WEG – rückwirkende Änderung des Verteilingsschlüssels möglich?
(Symbolfoto: Vladimir Gudvin/Shutterstock.com)

Die Klägerin ist seit 2013 Mitglied der Beklagten. Das gemeinschaftliche Grundstück, ein mittleres Teilstück aus einem zusammenhängenden Gebäudekomplex, ist mit einem Baukörper bebaut, in dem sich 18 Wohnungen (jeweils sechs Wohnungen im ersten bis dritten OG der (……) (……) (……), (……) (……) und (……) (……) und weitere vier – im Eigentum der Klägerin stehende und im Erdgeschoss belegene – Ladeneinheiten „A“ bis „D“ ((……) (……)) befinden. Wegen der weiteren Örtlichkeiten wird auf die Lichtbilder gemäß Anlage B3 Bezug genommen. Es gilt die vom mittlerweile verstorbenen Ehemann der Klägerin abgegebene notarielle Teilungserklärung vom 28.06.1993 (Anlage K1) in geänderter Fassung vom 06.02.1997 (Anlage B2). Nach § 11 Abs. 1a) werden die Lasten und Kosten im Verhältnis der Miteigentumsanteile getragen. Weiter heißt es dort: „1b) Die Kosten der in § 3 Abs. 3 b und c) aufgeführten Anlagen tragen abweichend von dem Verteilungsschlüssel in Abs. 1 a die Eigentümer der im Aufteilungsplan mit Nr. 1 bis 18 bezeichneten Einheiten (Wohnungen) zu 90% untereinander wiederum im Verhältnis ihrer Miteigentumsanteile, die Eigentümer der im Aufteilungsplan mit „A“ bis „D“ bezeichneten Einheiten (Läden) zu 10% (untereinander ebenfalls im Verhältnis ihrer Miteigentumsanteile). 1 d) Die Kosten der Treppenhäuser (……) (……) (……) bis (……) (……) einschließlich Eingangstüren, Briefkästen und Klingelanlagen tragen die Eigentümer der im Aufteilungsplan mit Nr. 1 bis 18 bezeichneten Einheiten (Wohnungen). 1 e) Für die Kosten des gemeinsamen Daches gelten die Bestimmungen des Absatzes 1 b) mit der Maßgabe, daß die bezüglich des Vordaches Saling 9 anfallenden Kosten ausschließlich von den Eigentümern der im Aufteilungsplan mit „A“ bis „D“ bezeichneten Einheiten (Läden) getragen werden. (……)“

Mit Schreiben vom 08.11.2021 (Anlage K2) – in der ergänzten Fassung vom 10.11.2021 (Anlage K3) – lud die Verwaltung der Beklagten zur ordentlichen Eigentümerversammlung am 09.12.2021. Dort worden sodann – soweit hier von Interesse – folgende Beschlüsse mehrheitlich gefasst:

„(……) Anträge der Verwaltungsbeirätinnen (……)

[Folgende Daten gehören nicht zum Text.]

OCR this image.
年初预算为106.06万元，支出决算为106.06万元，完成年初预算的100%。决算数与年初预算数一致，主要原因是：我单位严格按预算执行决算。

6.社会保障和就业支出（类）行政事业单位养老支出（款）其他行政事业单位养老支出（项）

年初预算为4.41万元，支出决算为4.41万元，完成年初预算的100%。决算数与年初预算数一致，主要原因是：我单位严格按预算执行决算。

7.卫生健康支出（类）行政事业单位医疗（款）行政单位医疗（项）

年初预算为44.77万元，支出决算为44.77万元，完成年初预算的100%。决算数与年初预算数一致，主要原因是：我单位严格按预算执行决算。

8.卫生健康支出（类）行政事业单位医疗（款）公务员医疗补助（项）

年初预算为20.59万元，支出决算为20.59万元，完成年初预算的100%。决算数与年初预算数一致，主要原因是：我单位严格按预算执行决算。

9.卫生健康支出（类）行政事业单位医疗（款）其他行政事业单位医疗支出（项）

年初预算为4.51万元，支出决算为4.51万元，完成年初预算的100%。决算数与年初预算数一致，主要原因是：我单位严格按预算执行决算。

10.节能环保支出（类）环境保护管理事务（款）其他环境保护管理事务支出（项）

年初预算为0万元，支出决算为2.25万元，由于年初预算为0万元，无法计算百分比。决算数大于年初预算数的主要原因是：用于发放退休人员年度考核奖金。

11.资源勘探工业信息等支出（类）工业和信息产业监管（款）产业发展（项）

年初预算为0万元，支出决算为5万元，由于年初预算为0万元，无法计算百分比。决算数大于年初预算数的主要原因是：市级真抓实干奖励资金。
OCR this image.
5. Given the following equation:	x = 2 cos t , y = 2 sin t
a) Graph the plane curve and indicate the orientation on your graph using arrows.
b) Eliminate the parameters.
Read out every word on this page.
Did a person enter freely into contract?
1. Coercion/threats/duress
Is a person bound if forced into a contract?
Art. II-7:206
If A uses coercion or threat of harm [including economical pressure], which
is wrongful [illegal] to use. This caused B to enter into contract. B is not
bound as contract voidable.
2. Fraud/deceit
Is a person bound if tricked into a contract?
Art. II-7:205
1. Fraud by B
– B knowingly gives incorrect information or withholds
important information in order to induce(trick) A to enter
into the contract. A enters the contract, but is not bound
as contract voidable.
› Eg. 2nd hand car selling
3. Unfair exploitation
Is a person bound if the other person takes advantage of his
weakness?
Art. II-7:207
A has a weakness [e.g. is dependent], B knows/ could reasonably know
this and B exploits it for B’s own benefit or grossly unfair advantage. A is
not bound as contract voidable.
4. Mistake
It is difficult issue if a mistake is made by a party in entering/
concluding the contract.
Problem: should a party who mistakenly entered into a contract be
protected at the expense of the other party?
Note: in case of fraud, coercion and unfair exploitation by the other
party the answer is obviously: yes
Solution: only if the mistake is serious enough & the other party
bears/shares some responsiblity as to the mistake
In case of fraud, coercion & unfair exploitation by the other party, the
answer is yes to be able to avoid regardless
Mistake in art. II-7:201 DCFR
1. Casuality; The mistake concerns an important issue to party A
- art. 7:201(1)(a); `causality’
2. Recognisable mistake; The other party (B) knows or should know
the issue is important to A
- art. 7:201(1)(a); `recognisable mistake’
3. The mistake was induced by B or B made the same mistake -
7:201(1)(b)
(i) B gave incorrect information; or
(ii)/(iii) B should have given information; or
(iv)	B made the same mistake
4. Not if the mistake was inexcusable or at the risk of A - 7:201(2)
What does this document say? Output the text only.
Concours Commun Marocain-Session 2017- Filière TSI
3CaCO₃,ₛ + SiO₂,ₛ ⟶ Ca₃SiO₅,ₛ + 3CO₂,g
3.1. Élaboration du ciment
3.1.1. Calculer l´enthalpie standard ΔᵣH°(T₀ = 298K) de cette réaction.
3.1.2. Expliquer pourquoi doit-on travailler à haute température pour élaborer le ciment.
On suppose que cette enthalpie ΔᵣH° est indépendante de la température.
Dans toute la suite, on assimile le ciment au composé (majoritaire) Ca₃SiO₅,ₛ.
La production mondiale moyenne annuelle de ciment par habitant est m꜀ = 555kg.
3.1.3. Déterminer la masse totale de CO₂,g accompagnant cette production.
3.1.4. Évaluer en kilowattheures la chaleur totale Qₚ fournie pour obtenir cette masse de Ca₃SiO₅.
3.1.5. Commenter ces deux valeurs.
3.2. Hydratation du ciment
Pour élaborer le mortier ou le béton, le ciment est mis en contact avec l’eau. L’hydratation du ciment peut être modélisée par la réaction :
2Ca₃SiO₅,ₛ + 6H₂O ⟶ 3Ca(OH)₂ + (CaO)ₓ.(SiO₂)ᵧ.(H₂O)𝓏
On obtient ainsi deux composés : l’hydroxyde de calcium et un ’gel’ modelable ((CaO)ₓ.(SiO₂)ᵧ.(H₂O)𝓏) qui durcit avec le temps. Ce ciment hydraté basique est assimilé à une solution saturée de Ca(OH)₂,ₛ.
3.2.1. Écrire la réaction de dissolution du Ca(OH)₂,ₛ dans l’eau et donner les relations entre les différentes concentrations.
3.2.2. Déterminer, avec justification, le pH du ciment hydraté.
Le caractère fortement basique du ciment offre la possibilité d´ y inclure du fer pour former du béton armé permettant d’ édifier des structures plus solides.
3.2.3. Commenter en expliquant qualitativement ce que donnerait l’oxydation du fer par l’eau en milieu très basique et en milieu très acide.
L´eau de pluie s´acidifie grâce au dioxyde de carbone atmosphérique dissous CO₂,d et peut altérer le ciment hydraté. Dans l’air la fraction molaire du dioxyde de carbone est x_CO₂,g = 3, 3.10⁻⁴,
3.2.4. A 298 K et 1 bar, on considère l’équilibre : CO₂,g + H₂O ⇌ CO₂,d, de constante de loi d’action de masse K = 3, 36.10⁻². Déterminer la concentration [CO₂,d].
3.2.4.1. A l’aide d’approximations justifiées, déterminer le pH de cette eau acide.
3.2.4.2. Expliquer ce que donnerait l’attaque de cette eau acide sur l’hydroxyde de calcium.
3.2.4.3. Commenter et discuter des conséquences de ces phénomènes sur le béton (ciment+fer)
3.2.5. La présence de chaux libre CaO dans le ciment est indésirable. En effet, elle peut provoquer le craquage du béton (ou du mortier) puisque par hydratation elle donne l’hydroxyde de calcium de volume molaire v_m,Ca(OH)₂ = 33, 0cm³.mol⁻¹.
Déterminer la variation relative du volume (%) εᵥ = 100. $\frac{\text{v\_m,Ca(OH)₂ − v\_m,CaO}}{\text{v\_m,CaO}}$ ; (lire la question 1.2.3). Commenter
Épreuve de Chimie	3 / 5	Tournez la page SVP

Die Anlagen zu den Anträgen der Verwaltungsbeirätinnen (……) wurden mit der Einladung zur Eigentümerversammlung übersandt.

 [1.1.] Änderung der Umlageschlüssel bei Betriebskosten rückwirkend ab dem 01.01.2021, gemäß der Anlage „TOP 4.1.“

[1.1.1.] Beschlussantrag:

Die Kosten für die Treppenhausreinigung 1b – d inkl. der Abtritte, die Leuchtmittel (bisher umgelegt auf 18 Wohnungen), sowie die Reinigung der Dachrinnen von Haupt- und Vorbau (bisher (……)/(……) je 50% und dann nach MEA) werden mit Wirkung ab 01.01.2021 zu 75% auf 1/18 je Wohnung und zu 25% nach Miteigentumsanteilen auf die 4 Gewerbeeinheiten umgelegt.

[1.1.2.] Beschlussantrag:

Die Kosten der Wegepflege im Winter werden wie bisher und mit Wirkung ab 01.01.2021 erweitert um die Sommerpflege von der (……)im Verhältnis von 154m/329m und vom (……)zu 175m/329m getragen und dann jeweils nach Miteigentumsanteilen umgelegt.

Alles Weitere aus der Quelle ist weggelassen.